Constance Jablonski : "En ces temps difficiles, nous avons tous besoin de gaîté"

La top modèle s’apprête à ouvrir le défilé d’Etam, marque centenaire française dont elle est l’égérie. Un grand live-show placé sous le signe de la fête et du disco.

Pendant plusieurs mois, elle a été privée de catwalks, crise sanitaire mondiale oblige. Mais la top modèle française va enfin retrouver le plaisir de défiler, cet art insolite où en quelques secondes il lui faut capter l’attention et sublimer une allure. Tandis que s’ouvre une Fashion Week parisienne inédite, avec peu de défilés «physiques» et beaucoup de rendez-vous digitaux, Constance Jablonski sera une des stars du live-show Etam qui se tient mardi 29 septembre, à 21 heures, à Paris. Un défilé en pleine rue, devant le flagship haussmannien de la marque centenaire française, spécialiste de la lingerie et de la mode. Un évènement haut en couleurs, retransmis en direct sur etam.com et en différé sur W9 à 23h10. Comme à chaque fois, plusieurs artistes musicaux se relayeront sur le podium pour un concert en live. Clara Luciani est déjà annoncée. D’autre surprises sont attendues. Seule certitude : le moment se veut festif, comme un contre-pied à la période anxiogène.

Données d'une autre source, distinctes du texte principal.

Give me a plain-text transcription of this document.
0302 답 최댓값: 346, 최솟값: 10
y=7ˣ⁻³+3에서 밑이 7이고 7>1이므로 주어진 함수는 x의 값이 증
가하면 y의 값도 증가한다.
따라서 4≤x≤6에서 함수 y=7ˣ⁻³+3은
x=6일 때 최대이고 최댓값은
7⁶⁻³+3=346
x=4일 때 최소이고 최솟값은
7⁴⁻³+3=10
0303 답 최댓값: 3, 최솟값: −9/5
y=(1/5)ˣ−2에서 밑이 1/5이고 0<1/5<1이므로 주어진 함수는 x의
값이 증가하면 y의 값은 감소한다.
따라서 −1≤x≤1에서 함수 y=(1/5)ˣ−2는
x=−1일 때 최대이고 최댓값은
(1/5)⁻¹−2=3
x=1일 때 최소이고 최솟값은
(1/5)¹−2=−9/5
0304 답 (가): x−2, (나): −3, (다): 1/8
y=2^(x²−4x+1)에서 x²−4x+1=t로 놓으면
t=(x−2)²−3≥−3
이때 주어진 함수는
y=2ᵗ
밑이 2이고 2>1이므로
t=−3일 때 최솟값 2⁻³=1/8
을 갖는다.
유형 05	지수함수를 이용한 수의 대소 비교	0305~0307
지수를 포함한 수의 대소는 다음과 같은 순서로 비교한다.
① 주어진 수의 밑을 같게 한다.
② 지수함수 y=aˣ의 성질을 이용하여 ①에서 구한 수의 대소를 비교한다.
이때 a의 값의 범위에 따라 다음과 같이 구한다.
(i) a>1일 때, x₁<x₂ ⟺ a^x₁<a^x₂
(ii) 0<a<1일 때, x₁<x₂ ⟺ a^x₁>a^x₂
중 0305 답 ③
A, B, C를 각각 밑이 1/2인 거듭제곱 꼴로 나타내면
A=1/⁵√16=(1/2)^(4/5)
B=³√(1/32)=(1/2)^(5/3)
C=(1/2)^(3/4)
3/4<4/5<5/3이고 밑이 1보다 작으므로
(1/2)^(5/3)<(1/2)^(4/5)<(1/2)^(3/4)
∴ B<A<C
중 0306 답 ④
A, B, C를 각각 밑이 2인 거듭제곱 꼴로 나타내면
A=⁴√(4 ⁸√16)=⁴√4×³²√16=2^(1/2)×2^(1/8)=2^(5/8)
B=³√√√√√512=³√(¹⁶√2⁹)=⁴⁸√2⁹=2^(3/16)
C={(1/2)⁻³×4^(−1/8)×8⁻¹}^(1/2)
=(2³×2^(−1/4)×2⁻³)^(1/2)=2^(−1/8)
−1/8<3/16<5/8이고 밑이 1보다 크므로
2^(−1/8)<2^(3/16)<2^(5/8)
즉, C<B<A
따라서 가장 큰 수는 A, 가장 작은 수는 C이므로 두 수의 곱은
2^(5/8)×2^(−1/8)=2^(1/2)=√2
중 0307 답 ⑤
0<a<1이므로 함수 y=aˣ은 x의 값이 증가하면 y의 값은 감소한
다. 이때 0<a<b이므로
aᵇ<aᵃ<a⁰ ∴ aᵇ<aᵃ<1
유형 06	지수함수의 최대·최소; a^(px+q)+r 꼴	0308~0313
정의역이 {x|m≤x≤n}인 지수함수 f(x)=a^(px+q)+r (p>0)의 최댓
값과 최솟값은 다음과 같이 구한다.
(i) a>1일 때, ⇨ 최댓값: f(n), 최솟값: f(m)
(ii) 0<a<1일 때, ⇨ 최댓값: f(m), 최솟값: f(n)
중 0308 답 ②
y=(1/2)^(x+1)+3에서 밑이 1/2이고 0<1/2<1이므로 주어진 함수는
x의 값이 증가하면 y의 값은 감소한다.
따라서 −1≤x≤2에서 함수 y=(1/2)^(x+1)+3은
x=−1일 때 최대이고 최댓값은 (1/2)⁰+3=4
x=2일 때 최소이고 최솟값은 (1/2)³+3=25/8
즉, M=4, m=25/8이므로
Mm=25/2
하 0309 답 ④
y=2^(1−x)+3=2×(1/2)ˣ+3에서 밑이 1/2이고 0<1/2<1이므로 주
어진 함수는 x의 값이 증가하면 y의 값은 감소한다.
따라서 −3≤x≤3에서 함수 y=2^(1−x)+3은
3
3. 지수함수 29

Madame Figaro. – Le 29 septembre, vous serez sur le podium du prochain live show Etam. Un concert-défilé joyeux organisé en pleine rue sous le signe du disco. Êtes-vous prête à (re)faire la fête avec le public ?
Constance Jablonski. – Je pense qu’en ces temps difficiles et éprouvants en raison de l’épidémie de Covid-19, nous avons tous besoin de gaîté et de positivité. Let’s dance ! Je me sens prête à fêter un nouveau défilé Etam tout en respectant toutes les bonnes mesures de distanciation sociale pour la sécurité de tout le monde. Les Fashion Weeks sont des moments clés dans le milieu de la mode et de vraies sources d’inspiration pour le futur.

Constance Jablonski sera en ouverture du défilé Etam de ce mardi 29 septembre.

Le retour du disco serait-il un antidote à la déprime ?
Je pense que la fièvre du disco a toujours généré une forme de lâcher-prise jubilatoire, grâce à la folie et l’exubérance de sa musique, de ses dances et son esthétique. Le disco rappelle une époque d’insouciance, la fin des Trente Glorieuses, et montre peut-être qu’après des périodes très difficiles, comme celle de l’après-guerre, on pouvait se relever et recommencer à vivre.

Vous reprenez le chemin des podiums après des mois d’interruption. Dans quel état d’esprit abordez-vous cette reprise ?
Cette période a été à la fois compliquée mais aussi une bonne raison de se recentrer, de reprendre son souffle et de se poser les bonnes questions pour redémarrer d’une meilleure façon. J’aborde cette reprise avec un mélange d’excitation : Il me tarde d’être le 29 septembre au défilé Etam et de retrouver tous les gens qui m’ont manqué pendant le confinement, mais aussi un mélange d’appréhension car cela fait plus de 8 mois que je n’ai pas foulé les podiums et j’espère savoir encore marcher !

À l’heure où les questions de diversité sont sur toutes les lèvres, le monde de la lingerie semble célébrer aujourd’hui une féminité sous toutes ses formes. Le slogan d’Etam «Soyez bien comme vous êtes», est-il un message qui vous parle ?
Dans le milieu du mannequinat nous sommes constamment soumis aux castings et donc à la remise en question de notre physique et de notre personne. Travailler avec une marque de lingerie éthique qui nous accepte telle qu’on est ça fait simplement du bien ! Regardez leur campagne de publicité : elle s’adresse à toutes les femmes, quelle que soit la couleur de leur peau ou la générosité de leur corps. J’aime les valeurs qu’elle véhicule. Le message d’Etam est important pour nous, mannequins, mais aussi pour toutes les jeunes filles qui s’inspirent tous les jours des images qu’elles voient sur Internet, et leur montrer que la beauté existe sous toutes ses formes et ses couleurs, et qu’elle est essentielle pour avancer vers un monde meilleur plus ouvert et plus tolérant.